A final difference between rmonkey and monkey is that cutoffs in rmonkey are in 
p-values rather than likelihood scores, and p-values are returned for each sequence 
by default.  Single sequence p-values are computed by a different method, and will
differ slightly (but be more accurate) than those produced by the original monkey.  


Inputs

The input files to rmonkey are the same as for the original monkey, but some of 
the options have slightly different behaviours in rmonkey.

-scr 
produces scores for each sequence and the evolutionary log likelihood ratio instead
of p-values

-cut
specifies a single sequence p-value cutoff for a match to be included in 
evolutionary analysis


Outputs

The rmonkey output file is very similar to that of the original monkey.  rMonkey 
produces a tab delimted file with one row corresponding to each match to the matrix.  
The first 5 columns contain the names, strand,  aligned and ungapped positions in 
the reference sequence, and the sequence for the match in the reference.  Note that 
positions in the aligned sequences are now given as 'start'-'stop'.  The next 
column gives the single species p-value for the match in the reference. The next 
sets of columns give positions, sequence and single species p-values for each of 
the orthologous matches.  The next column gives the p-value associated with the 
likelihood ratio score for a conserved match.  This is the p-value computed in 
the original monkey.  If a sequence contains too many gaps, rmonkey reports a 'g'
instead of the '-' character used in the original monkey.
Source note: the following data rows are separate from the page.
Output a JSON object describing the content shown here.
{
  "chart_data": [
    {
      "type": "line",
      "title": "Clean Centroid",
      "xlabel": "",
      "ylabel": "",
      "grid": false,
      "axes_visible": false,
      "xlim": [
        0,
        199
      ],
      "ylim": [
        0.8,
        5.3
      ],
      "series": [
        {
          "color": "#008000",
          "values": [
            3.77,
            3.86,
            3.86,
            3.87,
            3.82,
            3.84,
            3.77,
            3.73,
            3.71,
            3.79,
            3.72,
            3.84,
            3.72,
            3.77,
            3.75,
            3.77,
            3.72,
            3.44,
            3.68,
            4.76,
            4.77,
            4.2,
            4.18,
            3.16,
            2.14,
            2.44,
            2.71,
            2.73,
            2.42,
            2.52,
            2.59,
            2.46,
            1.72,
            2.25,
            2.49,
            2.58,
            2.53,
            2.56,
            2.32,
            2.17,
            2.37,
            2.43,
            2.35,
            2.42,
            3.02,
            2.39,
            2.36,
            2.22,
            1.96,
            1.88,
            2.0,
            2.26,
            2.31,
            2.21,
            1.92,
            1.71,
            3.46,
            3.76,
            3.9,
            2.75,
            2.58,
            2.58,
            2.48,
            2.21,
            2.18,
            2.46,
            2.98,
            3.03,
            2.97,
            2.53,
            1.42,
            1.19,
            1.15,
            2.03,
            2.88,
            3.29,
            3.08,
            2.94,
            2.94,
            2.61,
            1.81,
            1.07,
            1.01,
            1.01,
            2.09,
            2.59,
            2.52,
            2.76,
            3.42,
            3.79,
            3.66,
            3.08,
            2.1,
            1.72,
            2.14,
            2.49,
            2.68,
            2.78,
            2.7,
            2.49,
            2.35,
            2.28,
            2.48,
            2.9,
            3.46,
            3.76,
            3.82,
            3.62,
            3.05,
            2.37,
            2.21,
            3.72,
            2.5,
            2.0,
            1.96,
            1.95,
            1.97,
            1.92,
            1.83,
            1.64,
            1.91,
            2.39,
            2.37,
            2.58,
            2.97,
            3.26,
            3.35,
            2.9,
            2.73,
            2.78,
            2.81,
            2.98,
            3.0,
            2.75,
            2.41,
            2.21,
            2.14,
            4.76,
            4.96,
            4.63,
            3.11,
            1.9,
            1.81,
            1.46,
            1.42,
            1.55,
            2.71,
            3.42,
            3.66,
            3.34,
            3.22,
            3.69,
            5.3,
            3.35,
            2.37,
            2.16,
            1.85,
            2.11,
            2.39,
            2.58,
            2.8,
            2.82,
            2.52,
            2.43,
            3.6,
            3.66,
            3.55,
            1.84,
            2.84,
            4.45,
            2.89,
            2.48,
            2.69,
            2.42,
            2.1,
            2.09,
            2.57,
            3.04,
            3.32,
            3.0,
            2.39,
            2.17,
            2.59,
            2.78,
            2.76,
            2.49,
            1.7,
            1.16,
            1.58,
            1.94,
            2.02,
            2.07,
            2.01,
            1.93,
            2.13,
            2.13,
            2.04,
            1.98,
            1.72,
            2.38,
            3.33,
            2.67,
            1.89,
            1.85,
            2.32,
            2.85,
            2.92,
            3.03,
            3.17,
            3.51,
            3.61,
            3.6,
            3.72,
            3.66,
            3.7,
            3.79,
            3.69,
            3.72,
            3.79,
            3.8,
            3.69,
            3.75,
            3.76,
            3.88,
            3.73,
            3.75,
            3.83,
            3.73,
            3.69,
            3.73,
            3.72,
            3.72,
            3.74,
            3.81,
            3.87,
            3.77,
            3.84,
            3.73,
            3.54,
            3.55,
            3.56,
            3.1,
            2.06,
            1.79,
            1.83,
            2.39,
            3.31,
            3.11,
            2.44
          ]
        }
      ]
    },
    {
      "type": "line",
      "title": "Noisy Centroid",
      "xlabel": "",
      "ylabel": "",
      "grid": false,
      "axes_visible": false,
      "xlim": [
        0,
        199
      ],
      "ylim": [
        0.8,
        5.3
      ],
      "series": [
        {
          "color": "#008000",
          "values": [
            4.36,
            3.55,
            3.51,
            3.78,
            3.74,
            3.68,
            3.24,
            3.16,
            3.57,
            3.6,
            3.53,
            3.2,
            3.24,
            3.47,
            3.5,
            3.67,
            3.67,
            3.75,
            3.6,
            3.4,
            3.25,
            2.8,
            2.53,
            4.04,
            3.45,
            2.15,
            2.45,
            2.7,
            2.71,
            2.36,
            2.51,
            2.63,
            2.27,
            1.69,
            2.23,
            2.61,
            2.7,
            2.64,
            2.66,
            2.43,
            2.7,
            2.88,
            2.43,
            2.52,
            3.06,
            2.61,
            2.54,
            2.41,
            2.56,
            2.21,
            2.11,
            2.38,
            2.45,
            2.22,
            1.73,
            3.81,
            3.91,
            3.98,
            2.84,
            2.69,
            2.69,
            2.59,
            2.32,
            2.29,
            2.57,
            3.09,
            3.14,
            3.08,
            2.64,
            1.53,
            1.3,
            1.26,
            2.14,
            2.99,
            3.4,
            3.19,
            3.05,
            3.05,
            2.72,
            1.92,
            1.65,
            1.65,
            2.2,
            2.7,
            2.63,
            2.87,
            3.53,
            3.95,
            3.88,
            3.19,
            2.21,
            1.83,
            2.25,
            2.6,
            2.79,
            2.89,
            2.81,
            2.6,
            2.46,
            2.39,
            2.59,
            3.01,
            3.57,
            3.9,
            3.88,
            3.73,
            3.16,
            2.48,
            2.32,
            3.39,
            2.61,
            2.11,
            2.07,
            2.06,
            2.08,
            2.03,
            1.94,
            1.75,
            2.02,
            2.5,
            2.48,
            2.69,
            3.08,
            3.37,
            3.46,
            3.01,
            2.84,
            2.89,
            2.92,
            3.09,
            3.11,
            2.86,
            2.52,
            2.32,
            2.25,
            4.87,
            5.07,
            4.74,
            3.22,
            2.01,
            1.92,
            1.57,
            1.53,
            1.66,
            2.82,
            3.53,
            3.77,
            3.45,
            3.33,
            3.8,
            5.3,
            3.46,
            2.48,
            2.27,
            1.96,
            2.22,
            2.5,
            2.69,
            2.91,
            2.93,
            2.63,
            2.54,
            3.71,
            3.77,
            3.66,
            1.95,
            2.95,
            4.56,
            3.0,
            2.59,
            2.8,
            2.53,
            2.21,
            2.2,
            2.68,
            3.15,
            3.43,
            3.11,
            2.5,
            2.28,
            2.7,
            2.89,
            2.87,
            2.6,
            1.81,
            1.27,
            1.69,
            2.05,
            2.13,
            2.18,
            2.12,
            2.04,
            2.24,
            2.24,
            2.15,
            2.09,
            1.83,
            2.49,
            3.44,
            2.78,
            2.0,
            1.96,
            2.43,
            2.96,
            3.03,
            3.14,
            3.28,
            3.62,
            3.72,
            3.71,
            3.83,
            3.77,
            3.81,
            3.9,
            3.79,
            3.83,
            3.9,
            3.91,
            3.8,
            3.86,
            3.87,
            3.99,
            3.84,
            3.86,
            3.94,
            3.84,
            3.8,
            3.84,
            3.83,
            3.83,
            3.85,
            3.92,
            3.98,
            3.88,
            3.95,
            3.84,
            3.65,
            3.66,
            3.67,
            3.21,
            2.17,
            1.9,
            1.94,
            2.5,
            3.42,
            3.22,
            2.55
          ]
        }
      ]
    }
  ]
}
Finally, the last three columns give the conditional likelihood ratio (T statistic,
see Moses et al. 2006), and associated p-values under either the HB null hypothesis
(a test for lack of conservation) or the HKY null hypothesis (a more conservative 
test for conservation).


When should you use rMonkey?

-If you are trying to find all the binding sites that might be conserved (and 
are willing to include some that are actually not conserved)

-If you are trying to be conservative in identifying non-conserved bindng sites.

When should you not use rMonkey?

-If you are doing an evolutionary analysis of the bases in the binding sites - 
in rmonkey the alignment is modified in a way that depends on the matrix.

-If you are interested in a region that contains many partially overlapping 
binding sites, and want to preserve the orthology relationships between them.